Pauvreté, paupérisation et précarisation. Les nouvelles formes d’organisation du travail et les moyens d’y échapper

par | 10 février 2011 | Économie

Pauvreté, paupérisation et précarisation. Les nouvelles formes d’organisation du travail et les moyens d’y échapper

Compte-rendu de la conférence Polémia du 23 novembre 2010. L’intervenant dirige un cabinet de conseil en informatique (300 personnes). Son entreprise est directement en concurrence avec l’ « offshore » et le « nearshore ». Polémia poursuit ainsi sa réflexion théorique sur la mondialisation, la délocalisation, la relocalisation.

C’est un sujet d’inquiétude très forte en France. Le sondage TNS Sofres de Septembre 2010 met en évidence que 74 % des français sont préoccupés par le chômage et l’emploi.

Qu’est ce que la pauvreté ?

La pauvreté monétaire est définie par un seuil de pauvreté égal à 60 % du niveau de vie médian des salariés à temps plein du privé et du semi public. Pour l’année 2007, ce seuil de pauvreté s’établit aux niveaux suivants :

  • Personne seule : 908 euros
  • Personne seule avec enfant : 1182 euros
  • Couple sans enfants : 1362 euros

8 millions de personnes sont en dessous du seuil de pauvreté en 2007, ce qui représente un taux de pauvreté de 13,4 % pour l’ensemble de la population.

Qui sont les pauvres en France ? Dans leur grande majorité, les personnes pauvres sont jeunes, voire très jeunes, et ont souvent un emploi. 49 % ont moins de 30 ans, alors que les moins de 30 ans représentent 36 % de la population. 2,4 millions de personnes de moins de 18 ans sont pauvres en 2006. Presque 2/3 des personnes en situation de pauvreté vivent dans un ménage de travailleur pauvre. 2 millions d’enfants vivent dans des ménages en dessous du seuil de pauvreté, avec une forte probabilité de devenir eux-mêmes des adultes pauvres.

Ce rajeunissement considérable de la pauvreté en France s’explique par trois raisons principales.
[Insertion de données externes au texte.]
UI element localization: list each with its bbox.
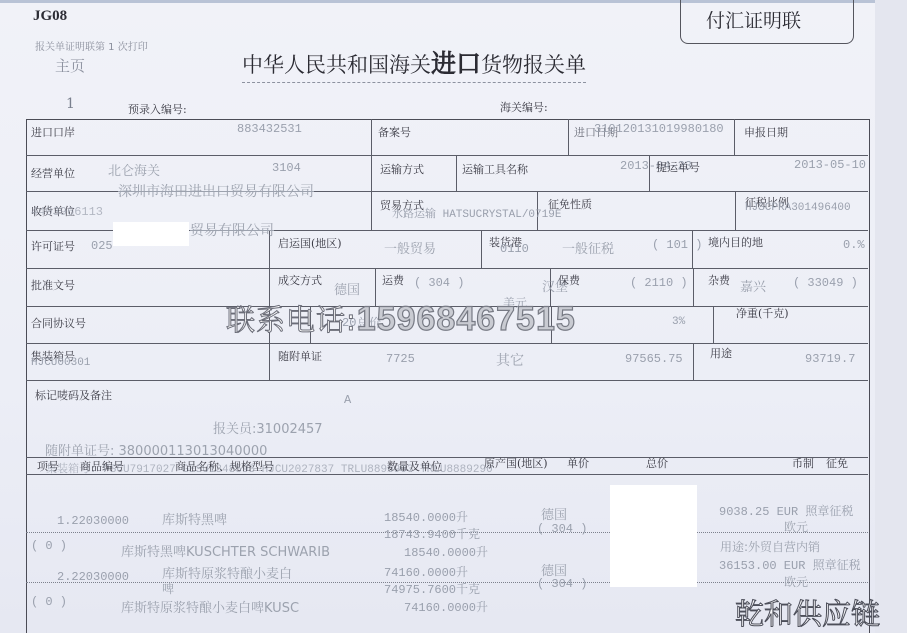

Une raison sociologique, l’isolement : les jeunes adultes (ayant quitté leur famille) sans conjoint (personne isolée), ou les familles monoparentales (un seul salaire pour le ménage). Ces ménages constituent 23 % de la population et 38 % des personnes en situation de pauvreté. Une famille monoparentale sur trois vit au dessous du seuil de pauvreté.

Une raison sociale, des prestations sociales insuffisantes pour les familles nombreuses) : Les familles de 5 personnes représentent 15 % de la population et 25 % des pauvres. 34 % des familles de 4 enfants ou plus sont en situation de pauvreté.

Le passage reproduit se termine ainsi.